As the owner of IP rights, you have a range of options and actions you can take to prevent infringement.
Determining whether there has been an infringement of IP rights and what legal action is appropriate can be a complex exercise.
It is recommended that you talk to an IP professional before taking any infringement action or establishing an infringement strategy.
In some cases, simply threatening someone with infringement proceedings can incur a serious legal liability.
Develop an infringement strategy
IP rights are most effective when they are enforced as part of an infringement strategy.
An infringement strategy is not simply an intention to commence legal proceedings when you believe your IP rights are infringed. It involves a strategic assessment of your IP rights and setting parameters for beginning (and ending) infringement action.
There may be cases where your IP rights have been infringed, but you may be advised by your lawyer not to bring legal proceedings against the infringer. This may be due to:
- difficulties in proving the existence or ownership of the IP rights
- difficulties in proving infringement
- the costs of the proceedings outweigh the value of succeeding in the infringement action
You should develop an infringement strategy that suits your business needs and resources. Such a strategy should include:
Identification and awareness
Identify and record details of each piece of IP you own, educate your staff on IP rights and record details of permissions or licences to use IP.
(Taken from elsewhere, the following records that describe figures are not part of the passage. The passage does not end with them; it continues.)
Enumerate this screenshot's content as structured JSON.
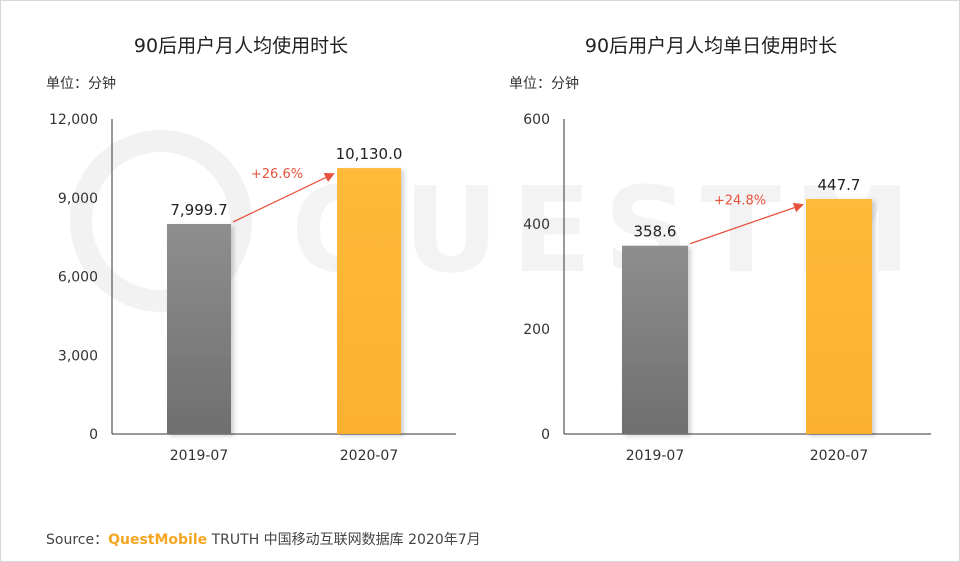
{
  "footer": {
    "source_label": "Source：",
    "brand": "QuestMobile",
    "rest": "TRUTH 中国移动互联网数据库 2020年7月"
  },
  "watermark_text": "QUESTMOBILE",
  "colors": {
    "bar_2019": "#6f6f6f",
    "bar_2020": "#fbb02f",
    "arrow": "#e8533d",
    "axis": "#333333"
  },
  "chart_data": [
    {
      "type": "bar",
      "title": "90后用户月人均使用时长",
      "unit": "单位：分钟",
      "categories": [
        "2019-07",
        "2020-07"
      ],
      "values": [
        7999.7,
        10130.0
      ],
      "value_labels": [
        "7,999.7",
        "10,130.0"
      ],
      "ylim": [
        0,
        12000
      ],
      "yticks": [
        0,
        3000,
        6000,
        9000,
        12000
      ],
      "ytick_labels": [
        "0",
        "3,000",
        "6,000",
        "9,000",
        "12,000"
      ],
      "growth_label": "+26.6%",
      "grid": false
    },
    {
      "type": "bar",
      "title": "90后用户月人均单日使用时长",
      "unit": "单位：分钟",
      "categories": [
        "2019-07",
        "2020-07"
      ],
      "values": [
        358.6,
        447.7
      ],
      "value_labels": [
        "358.6",
        "447.7"
      ],
      "ylim": [
        0,
        600
      ],
      "yticks": [
        0,
        200,
        400,
        600
      ],
      "ytick_labels": [
        "0",
        "200",
        "400",
        "600"
      ],
      "growth_label": "+24.8%",
      "grid": false
    }
  ]
}
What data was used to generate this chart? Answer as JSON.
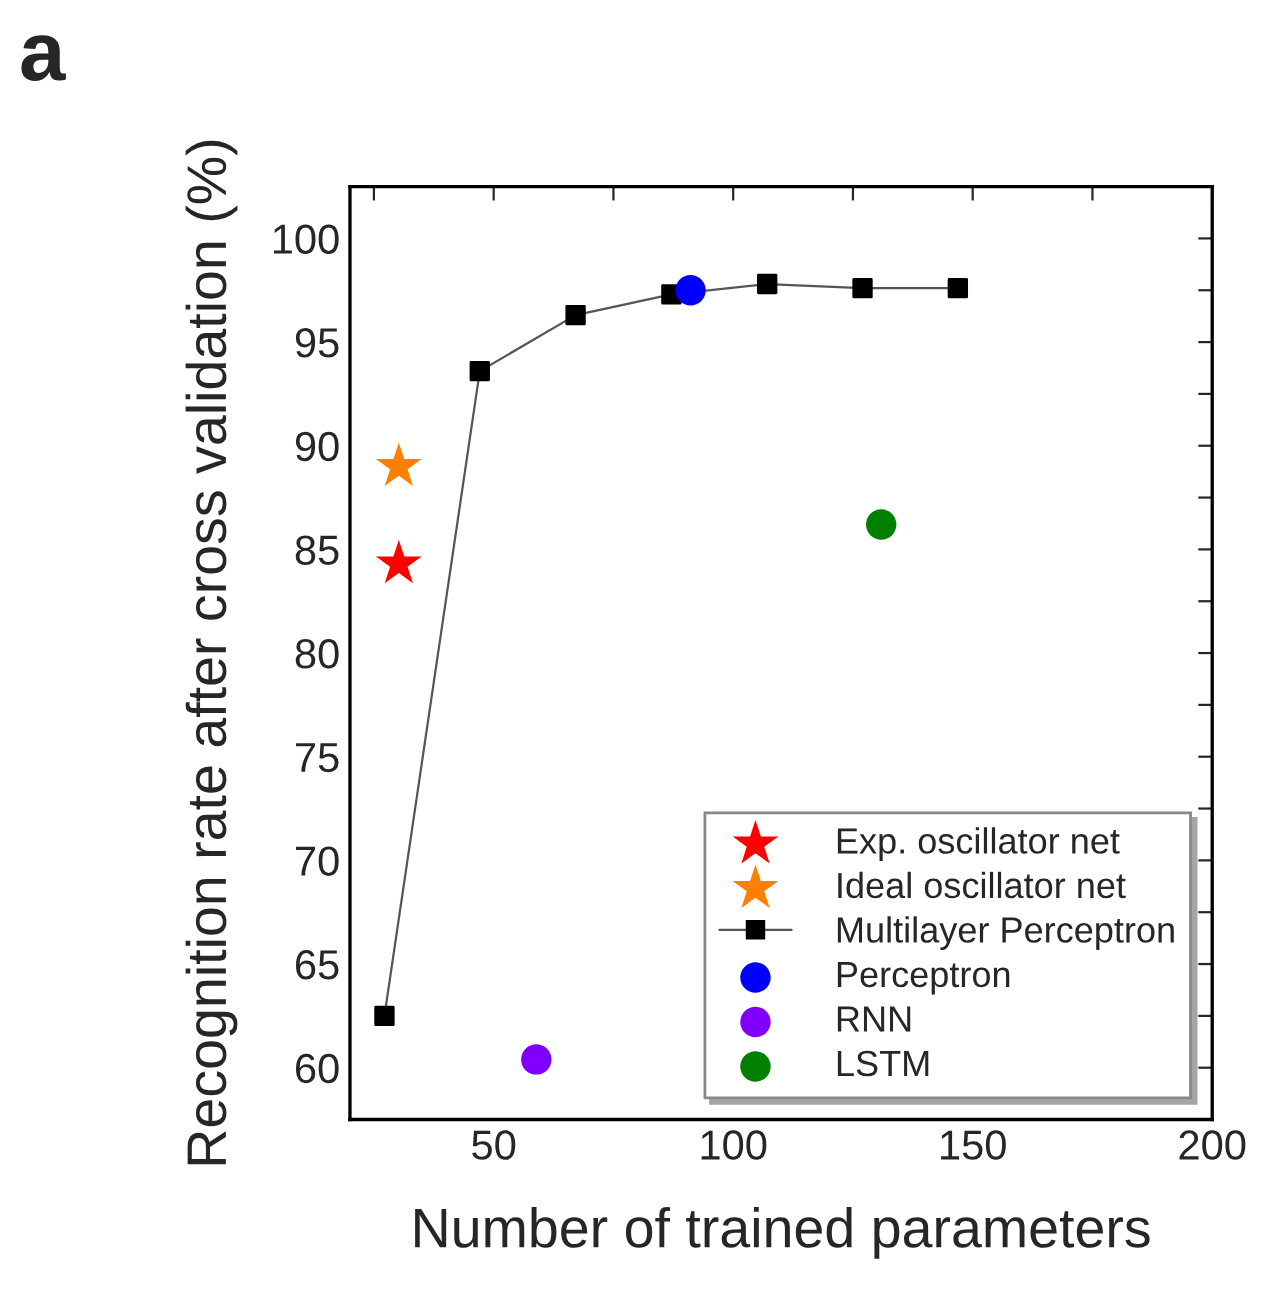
{
  "chart_data": {
    "type": "scatter",
    "xlabel": "Number of trained parameters",
    "ylabel": "Recognition rate after cross validation (%)",
    "annotations": [
      "a"
    ],
    "xlim": [
      20,
      200
    ],
    "ylim": [
      57.5,
      102.5
    ],
    "xticks": [
      {
        "value": 25,
        "label": null
      },
      50,
      {
        "value": 75,
        "label": null
      },
      100,
      {
        "value": 125,
        "label": null
      },
      150,
      {
        "value": 175,
        "label": null
      },
      200
    ],
    "yticks": [
      {
        "value": 57.5,
        "label": null
      },
      60,
      {
        "value": 62.5,
        "label": null
      },
      65,
      {
        "value": 67.5,
        "label": null
      },
      70,
      {
        "value": 72.5,
        "label": null
      },
      75,
      {
        "value": 77.5,
        "label": null
      },
      80,
      {
        "value": 82.5,
        "label": null
      },
      85,
      {
        "value": 87.5,
        "label": null
      },
      90,
      {
        "value": 92.5,
        "label": null
      },
      95,
      {
        "value": 97.5,
        "label": null
      },
      100,
      {
        "value": 102.5,
        "label": null
      }
    ],
    "grid": false,
    "legend": "bottom right",
    "series": [
      {
        "name": "Exp. oscillator net",
        "marker": "star",
        "color": "#ff0000",
        "x": [
          30.2
        ],
        "values": [
          84.3
        ]
      },
      {
        "name": "Ideal oscillator net",
        "marker": "star",
        "color": "#ff8000",
        "x": [
          30.2
        ],
        "values": [
          89.0
        ]
      },
      {
        "name": "Multilayer Perceptron",
        "type": "line",
        "marker": "square",
        "color": "#000000",
        "x": [
          27.2,
          47.1,
          67.1,
          87.1,
          107.1,
          127,
          146.9
        ],
        "values": [
          62.5,
          93.6,
          96.3,
          97.3,
          97.8,
          97.6,
          97.6
        ]
      },
      {
        "name": "Perceptron",
        "marker": "circle",
        "color": "#0000ff",
        "x": [
          91.1
        ],
        "values": [
          97.5
        ]
      },
      {
        "name": "RNN",
        "marker": "circle",
        "color": "#8000ff",
        "x": [
          58.9
        ],
        "values": [
          60.4
        ]
      },
      {
        "name": "LSTM",
        "marker": "circle",
        "color": "#008000",
        "x": [
          130.9
        ],
        "values": [
          86.2
        ]
      }
    ]
  }
}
You can take proactive measures to limit the incidence of infringements. These can include the use of software access codes or passwords, or physical protection measures, or data 'seeding' to enable easy detection of infringements.
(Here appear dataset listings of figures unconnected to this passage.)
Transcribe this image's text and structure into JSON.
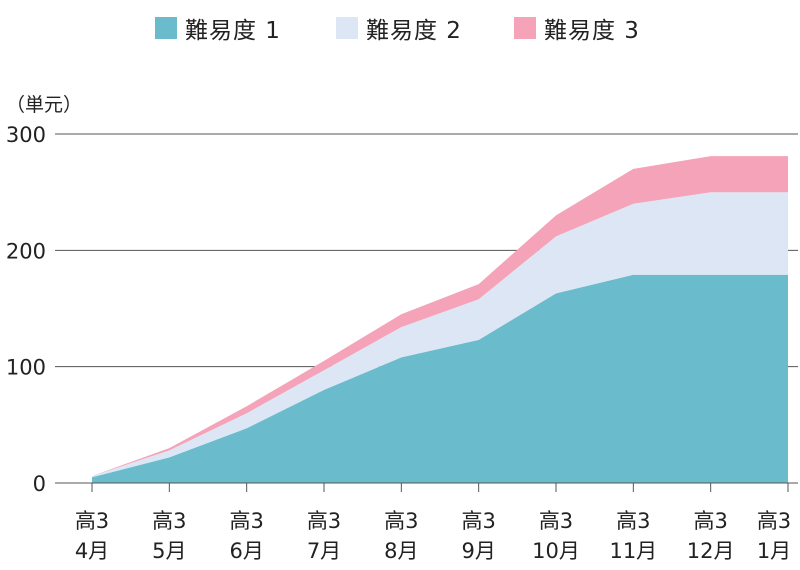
{
  "chart_data": {
    "type": "area",
    "stacked": true,
    "unit_label": "（単元）",
    "categories": [
      [
        "高3",
        "4月"
      ],
      [
        "高3",
        "5月"
      ],
      [
        "高3",
        "6月"
      ],
      [
        "高3",
        "7月"
      ],
      [
        "高3",
        "8月"
      ],
      [
        "高3",
        "9月"
      ],
      [
        "高3",
        "10月"
      ],
      [
        "高3",
        "11月"
      ],
      [
        "高3",
        "12月"
      ],
      [
        "高3",
        "1月"
      ]
    ],
    "series": [
      {
        "name": "難易度 1",
        "color": "#6abccd",
        "values": [
          5,
          22,
          47,
          80,
          108,
          123,
          163,
          179,
          179,
          179
        ]
      },
      {
        "name": "難易度 2",
        "color": "#dde6f4",
        "values": [
          1,
          6,
          13,
          17,
          26,
          35,
          49,
          61,
          71,
          71
        ]
      },
      {
        "name": "難易度 3",
        "color": "#f4a3b9",
        "values": [
          0,
          2,
          6,
          8,
          11,
          13,
          18,
          30,
          31,
          31
        ]
      }
    ],
    "ylim": [
      0,
      300
    ],
    "yticks": [
      "0",
      "100",
      "200",
      "300"
    ],
    "grid": true,
    "legend_position": "top-center"
  }
}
Set out the methods that will be used to detect infringements. Detection methods can range from periodic review of competitors' products and advertising to campaigns specifically targeted at identifying infringements and infringers.
Define the process that will be used to select targets for infringement action and the type of action against each target. For example, if there are potentially too many infringements to prosecute, such as home taping of sound recordings, the strategy may specify the size and type of targets that will be pursued. In other cases the threshold may be set according to the financial resources of the infringer.
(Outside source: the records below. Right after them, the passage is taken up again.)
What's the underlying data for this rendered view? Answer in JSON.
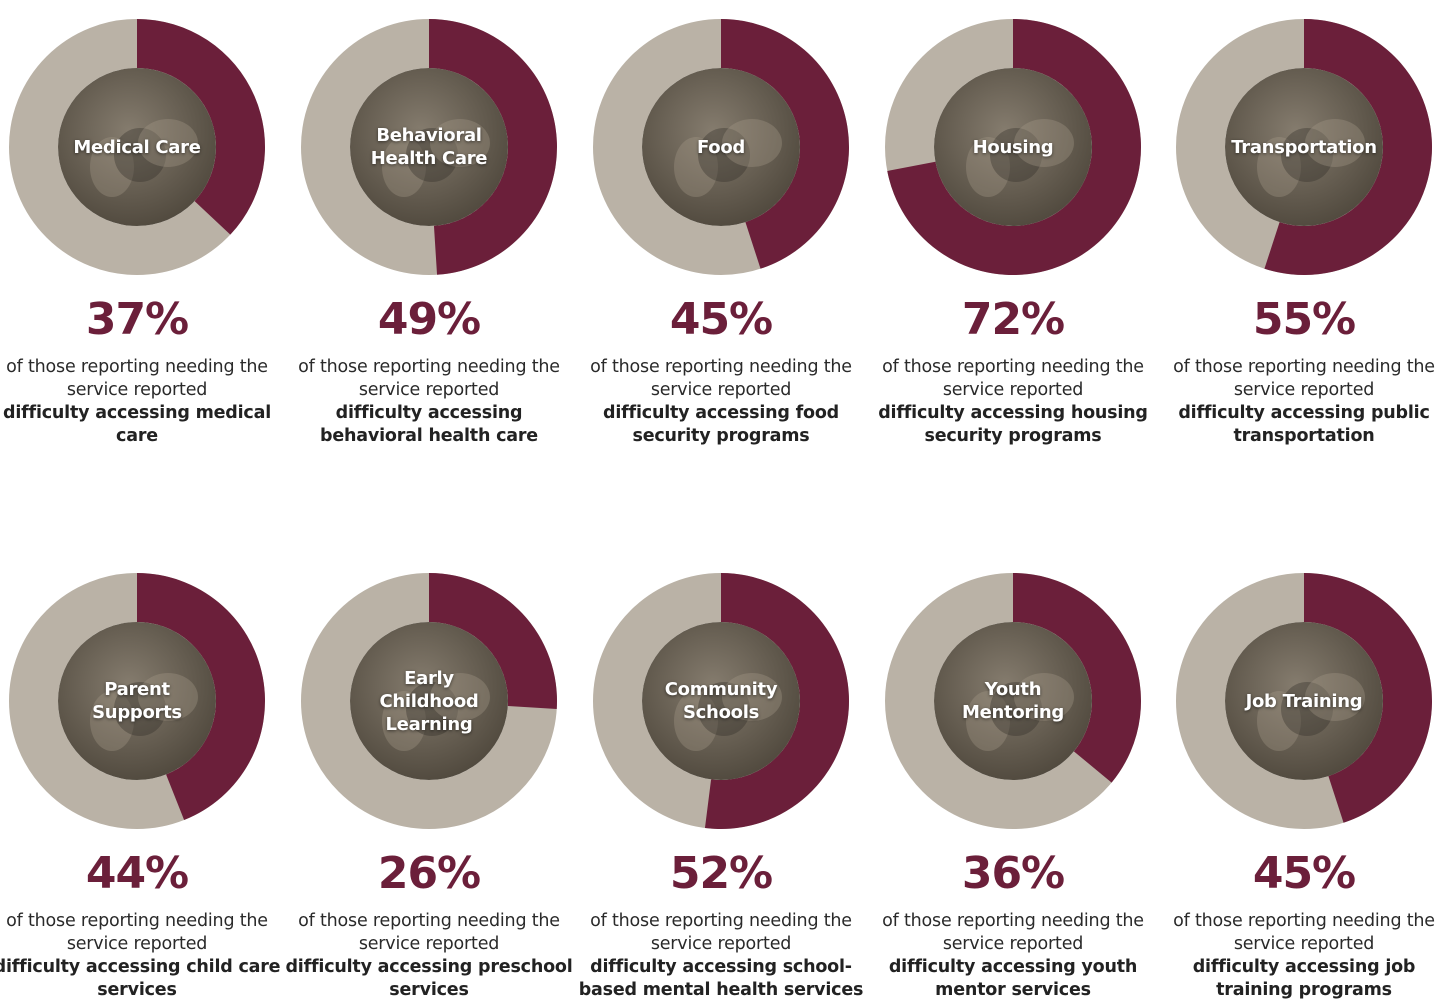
{
  "colors": {
    "accent": "#6b1f3a",
    "track": "#bab2a6",
    "photo_overlay": "#4a4338"
  },
  "chart_data": {
    "type": "donut",
    "charts": [
      {
        "label": "Medical Care",
        "value": 37,
        "pct_text": "37%",
        "desc_plain": "of those reporting needing the service reported",
        "desc_bold": "difficulty accessing medical care"
      },
      {
        "label": "Behavioral Health Care",
        "value": 49,
        "pct_text": "49%",
        "desc_plain": "of those reporting needing the service reported",
        "desc_bold": "difficulty accessing behavioral health care"
      },
      {
        "label": "Food",
        "value": 45,
        "pct_text": "45%",
        "desc_plain": "of those reporting needing the service reported",
        "desc_bold": "difficulty accessing food security programs"
      },
      {
        "label": "Housing",
        "value": 72,
        "pct_text": "72%",
        "desc_plain": "of those reporting needing the service reported",
        "desc_bold": "difficulty accessing housing security programs"
      },
      {
        "label": "Transportation",
        "value": 55,
        "pct_text": "55%",
        "desc_plain": "of those reporting needing the service reported",
        "desc_bold": "difficulty accessing public transportation"
      },
      {
        "label": "Parent Supports",
        "value": 44,
        "pct_text": "44%",
        "desc_plain": "of those reporting needing the service reported",
        "desc_bold": "difficulty accessing child care services"
      },
      {
        "label": "Early Childhood Learning",
        "value": 26,
        "pct_text": "26%",
        "desc_plain": "of those reporting needing the service reported",
        "desc_bold": "difficulty accessing preschool services"
      },
      {
        "label": "Community Schools",
        "value": 52,
        "pct_text": "52%",
        "desc_plain": "of those reporting needing the service reported",
        "desc_bold": "difficulty accessing school-based mental health services"
      },
      {
        "label": "Youth Mentoring",
        "value": 36,
        "pct_text": "36%",
        "desc_plain": "of those reporting needing the service reported",
        "desc_bold": "difficulty accessing youth mentor services"
      },
      {
        "label": "Job Training",
        "value": 45,
        "pct_text": "45%",
        "desc_plain": "of those reporting needing the service reported",
        "desc_bold": "difficulty accessing job training programs"
      }
    ]
  }
}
Budgets for infringement action
All legal proceedings are potentially expensive and infringement actions can be among the most expensive. If you are unsuccessful, not only will you have incurred your own legal costs, but you will usually be liable for some or all of the legal costs of the person you alleged was an infringer.
You can budget for this by considering the value of the IP to the company, what it is worth in approximate dollar terms, when to start and end an action, and setting goals for infringement action, such as obtaining injunctions or recovering damages.
Set goals for infringement action. These goals can include obtaining injunctions, recovering damages or deterrence through the use of publicity. Your infringement strategy should also assess how far you can go to protect your IP. An effective infringement strategy also considers likely outcomes, costs, benefits, and whether you need IP insurance.